La terza formula sottolinea l’autonomia della volontà, chiarendo come il comando morale non sia un
imperativo esterno e schiavizzante, ma i frutto spontaneo della volontà razionale la quale fa si che noi
obbedendo ad essa obbediamo a noi stessi.
La legge non ci dice che cosa dobbiamo fare né prescrive contenuti concreti. Essa è una legge formale
universale che afferma che quando agisci tieni presente gli altri e rispetta la dignità umana che è in te e
nel passato. Sta a noi tradurre in concreto la parola della legge in ogni situazione. Se la legge morale ordinasse
di agire in vista di un fine o di un utile si ridurrebbe ad una serie di imperativi ipotetici e verrebbe compromessa
in quanto sarebbero gli oggetti a dare la legge alla volontà, inoltre sarebbe soggettiva e particolare. Il cuore
della moralità kantiana risiede nel dovere-per-il-dovere, ossia nello sforzo di attuare la legge della
ragione solo per ossequio ad essa. Il rigorismo kantiano sta nel escludere dall’etica le emozioni e i
sentimenti che possono sviare la morale e inquinare la purezza. L’unico sentimento è il rispetto per la legge
che mette a tacere tutti gli altri sentimenti egoistici. Il dovere per il dovere nel rispetto della legge: solo se la
morale implica una partecipazione interiore è corretta, altrimenti si scadrebbe nella legalità ipocrita. Kant
sostiene che non è morale ciò che si fa ma l’intenzione con cui lo si fa in quanto solo la volontà è l’unica cosa
incondizionatamente buona al mondo.
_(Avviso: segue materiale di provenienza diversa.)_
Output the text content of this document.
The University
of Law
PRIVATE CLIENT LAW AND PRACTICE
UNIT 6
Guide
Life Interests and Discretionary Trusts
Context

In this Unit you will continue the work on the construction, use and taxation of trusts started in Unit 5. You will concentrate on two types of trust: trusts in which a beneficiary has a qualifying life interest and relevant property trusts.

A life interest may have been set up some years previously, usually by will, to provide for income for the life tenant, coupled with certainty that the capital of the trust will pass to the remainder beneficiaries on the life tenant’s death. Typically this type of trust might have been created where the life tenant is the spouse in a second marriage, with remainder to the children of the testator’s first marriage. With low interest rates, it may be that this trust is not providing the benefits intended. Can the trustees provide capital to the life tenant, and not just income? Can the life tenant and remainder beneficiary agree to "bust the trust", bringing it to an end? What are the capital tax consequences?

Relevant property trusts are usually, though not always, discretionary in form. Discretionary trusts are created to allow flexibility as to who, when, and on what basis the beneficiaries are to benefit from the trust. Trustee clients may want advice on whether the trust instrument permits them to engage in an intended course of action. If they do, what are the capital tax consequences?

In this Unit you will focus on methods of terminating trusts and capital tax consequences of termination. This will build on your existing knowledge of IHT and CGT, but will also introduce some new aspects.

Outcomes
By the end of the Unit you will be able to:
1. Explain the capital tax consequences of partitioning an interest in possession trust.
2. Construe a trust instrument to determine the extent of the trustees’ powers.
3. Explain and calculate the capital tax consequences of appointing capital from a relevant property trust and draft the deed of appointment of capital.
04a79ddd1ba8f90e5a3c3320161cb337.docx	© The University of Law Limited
Il dovere e la volontà buona innalzano l’uomo al di sopra del mondo
fenomenico fino al mondo intellegibile e noumenico dove vige la libertà. La vita morale è la costituzione di una
natura sovrasensibile nella quale la legislazione morale prende il sopravvento sulla legislazione naturale. Però
l’uomo non può partecipare al mondo noumenico se non in quello fenomenico e in virtù di quello. La
noumenicità dell’uomo esiste solo in relazione alla sua fenomenicità.